Things You Should Know about Renting a Car in Europe

3 min read

Having a car provides a lot of freedom and convenience when traveling through Europe. You can travel at your own pace, stop frequently to take in the view and get to some places that are difficult to reach with public transportation. However, there are some things to know about renting a car in Europe. Knowing these differences in advance can save you some money and maybe even a big travel headache. And while renting a car can be straightforward, there are still plenty of things you should know and understand before you do it.


You’ll Find More Standard Vehicles

One of the biggest adjustments for Americans driving a rental in Europe is the prominence of standard rather than automatic rental cars. Most rental cars in Europe require manual transmission, though automatic vehicles are available.

To address the growing demand for automatic cars across the continent, Hertz Europe offers a “collection” series that allows drivers to rent specific models of cars with greater availability in automatics. In Italy, for example, the Hertz Prestige Collection features a large range of Audi models, while the Hertz Fun Collection has sporty models such as the Alfa Romeo, Fiat, and Jeep, and the Hertz Green Collection offers a large range of Toyota Hybrid cars.

Dropping off Your Car in Another Country Will Cost Extra

You need to ask and verify if the rental agreement allows you to take the car out of the country to other countries within the E.U. Some companies allow that, while others do not or have very steep fees ($200-$300+ extra) to do so. Also, most will charge extra if your car breaks down in a country other than the one where you rented the car.

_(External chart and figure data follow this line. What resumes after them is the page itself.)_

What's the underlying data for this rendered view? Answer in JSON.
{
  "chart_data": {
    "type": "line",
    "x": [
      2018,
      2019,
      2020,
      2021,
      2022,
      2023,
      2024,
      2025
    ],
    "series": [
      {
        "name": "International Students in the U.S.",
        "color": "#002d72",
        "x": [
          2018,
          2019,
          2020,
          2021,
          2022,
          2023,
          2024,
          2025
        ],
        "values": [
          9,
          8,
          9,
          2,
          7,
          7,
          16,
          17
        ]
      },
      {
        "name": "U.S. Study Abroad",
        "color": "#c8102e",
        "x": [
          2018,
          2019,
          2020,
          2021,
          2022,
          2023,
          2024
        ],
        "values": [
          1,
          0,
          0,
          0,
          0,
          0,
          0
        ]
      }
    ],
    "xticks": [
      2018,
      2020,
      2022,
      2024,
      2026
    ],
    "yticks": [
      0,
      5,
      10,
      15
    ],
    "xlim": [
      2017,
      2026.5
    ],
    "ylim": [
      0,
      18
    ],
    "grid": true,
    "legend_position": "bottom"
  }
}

Finding Your Way Can Be Tricky

In the U.S., you may count on a resourceful app such as Waze or Google Maps to navigate through unfamiliar areas. But these apps may not work as well overseas. American drivers are often surprised at how inaccurate the mapping apps are on their phones in Europe, particularly outside of major cities. Rent a portable GPS to take in your rental car to help with navigation, which can be much more accurate on small country roads and less explored parts of Europe.

Be Aware of Restricted Zones Charges and Penalties

Some cities like London, Florence, or Rome will charge congestion charges (of which many tourists are unaware) and a very steep penalty for non-payment. The car rental companies, in turn, will often charge an administrative fee on top of handling the payment of the penalty.

There Are Restricted Parking Areas and Driving Zones

A downside of renting a car in Europe is that you have to find a location to park it. In major cities – even old walled cities like you find throughout Tuscany – parking options for your car rental may be limited and expensive. Make sure to inquire about the availability of parking at your hotel or vacation rental. Throughout Italy, there are restricted driving zones, which mapping apps may also not take into account, though a GPS will. In such cities, there are often parking lots outside the restricted driving zones where you can leave your car for several hours or several days. These are common throughout Tuscany, and it’s a smart idea to research the lot closest to your accommodations before you arrive.

Refueling Can Be Confusing

Topping your tank can be confusing in Europe. Most cars operate on diesel fuel, and you’ll want to be sure you’re selecting the right fuel for your rental car. Ask your rental car company what type of gas you should use before you leave, or you can ask the attendant at the gas station if you are unsure. And remember, in Europe, gas is pumped in liters, not gallons.

Be Sure to Confirm All Additional Fees at the Counter

Nonchalance can burn your budget like wildfire if you don’t get all the facts. Additional fees that we encountered include our GPS unit, toll tag, and an additional driver. Online, they’ll do their best to bury additional charges in paragraphs of small print, so be sure to comb through with an attentive eye.

Tolls and Vignettes Operate Differently

Tolls can be confusing in Europe. They can also come attached to a high price tag in countries like France, so it’s a wise idea to research the cost of the tolls ahead of time so you can budget accordingly. In France, you may be required to take a ticket upon entrance and pay upon exit, or closer to Paris, you may pay a fixed toll. Some companies allow customers to rent an automatic toll device that allows drivers to use the yellow Telepass lanes on all highways to simplify toll procedures. If you don’t have an automatic toll device, you’ll need to enter the line for cash, which allows you to pay with coins or notes, or a credit card.

You’ll Need a Valid Passport to Cross the Borders

If you are traveling between countries within the European Union, crossing borders is fairly simple and requires a passport stamp upon entry and exit. AAA recommends, however, that you carry your passport with you when crossing into a different country. Also, keep in mind that some countries require a passport to be valid for at least six months beyond the date of your trip, so plan accordingly.

Driving a car rental through Europe can be an amazing way to explore top attractions and landscapes. You can tour top sights at your own pace, access remote, hard-to-reach areas, and travel with the comforts of home. But before you embark on a once-in-a-lifetime European drive, keep in mind these tips that we have prepared for you about renting a car in Europe.